Thereafter, the signals VRFY1, VRFY2, F
When IH is set to "H", the bit line BL is set to "H" ((9) in FIG. 6) if "2" has already been sufficiently written and data1 indicates "0", otherwise the bit line BL
Becomes "L" ((10) (11) in FIG. 6).

By this verify read operation, rewrite data is set as shown in the following (Table 1) from the write data and the write state of the memory cell.

[0048]

[Table 1]

As can be seen from Table 1, "1" writing is performed again only on the memory cells for which "1" writing is insufficient.
The "2" writing is performed again only on the memory cells for which the "2" writing is insufficient. When data writing is sufficient in all memory cells, Qn13 in all columns is turned "OFF", and data write end information is output by the signal PENDB.

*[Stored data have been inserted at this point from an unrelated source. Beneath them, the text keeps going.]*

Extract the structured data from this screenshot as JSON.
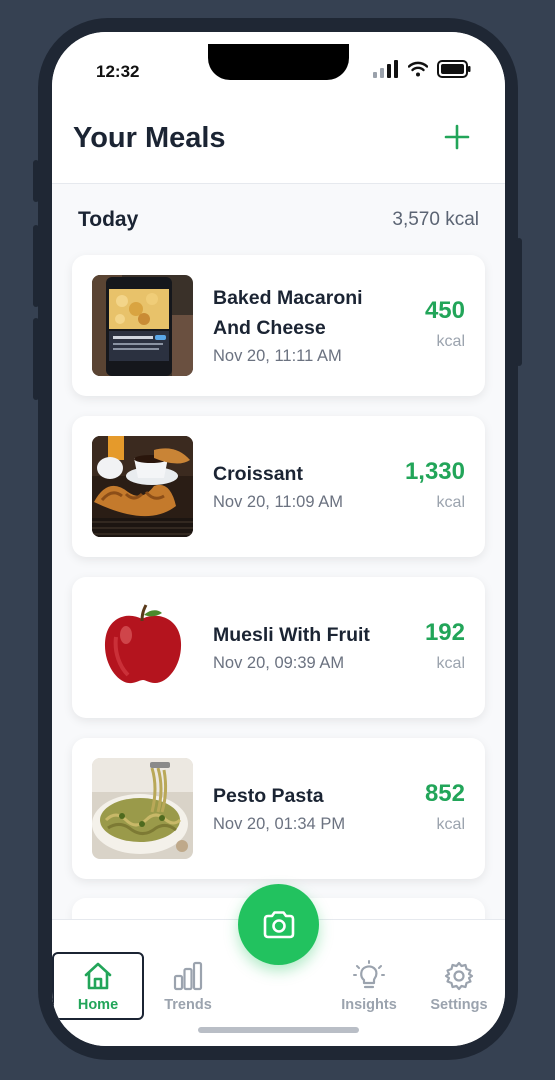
{
  "status_bar": {
    "time": "12:32"
  },
  "header": {
    "title": "Your Meals"
  },
  "section": {
    "title": "Today",
    "total": "3,570 kcal"
  },
  "meals": [
    {
      "name": "Baked Macaroni And Cheese",
      "time": "Nov 20, 11:11 AM",
      "kcal": "450",
      "unit": "kcal",
      "image": "macaroni-photo"
    },
    {
      "name": "Croissant",
      "time": "Nov 20, 11:09 AM",
      "kcal": "1,330",
      "unit": "kcal",
      "image": "croissant-photo"
    },
    {
      "name": "Muesli With Fruit",
      "time": "Nov 20, 09:39 AM",
      "kcal": "192",
      "unit": "kcal",
      "image": "apple-photo"
    },
    {
      "name": "Pesto Pasta",
      "time": "Nov 20, 01:34 PM",
      "kcal": "852",
      "unit": "kcal",
      "image": "pesto-pasta-photo"
    }
  ],
  "tabs": [
    {
      "label": "Home",
      "icon": "home-icon",
      "active": true
    },
    {
      "label": "Trends",
      "icon": "bar-chart-icon",
      "active": false
    },
    {
      "label": "Insights",
      "icon": "lightbulb-icon",
      "active": false
    },
    {
      "label": "Settings",
      "icon": "gear-icon",
      "active": false
    }
  ],
  "colors": {
    "accent": "#22c25f",
    "kcal": "#22a559",
    "background": "#364152"
  }
}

FIGS. 7A and 7B show data input / output operation timing. FIG. 7A shows data input timing, and FIG. 7B shows data output timing. After three cycles of external data input, the input / output data conversion circuit 5 generates and inputs data to be input to the bit line control circuit 2.
3-bit data from outside (X1, X2, X3)
Are converted into data (Y1, Y2) of two memory cells, and are effectively registers R1 and C2 composed of clock synchronous inverters CI1 and CI2 of the bit line control circuit 2.
Conversion data is set in a register R2 composed of I3 and CI4 via data input / output lines IOA and IOB.
The read data latched by the registers R1 and R2 are transferred to the input / output data conversion circuit 5 via the data input / output lines IOA and IOB, converted and output. It is also possible to make the column selection signals CSL1i and CSL2i shown in FIG. 3 the same signal, and instead divide the IOA and IOB into two systems to simultaneously access two registers in the same column simultaneously, thereby shortening the access time. In order to be effective.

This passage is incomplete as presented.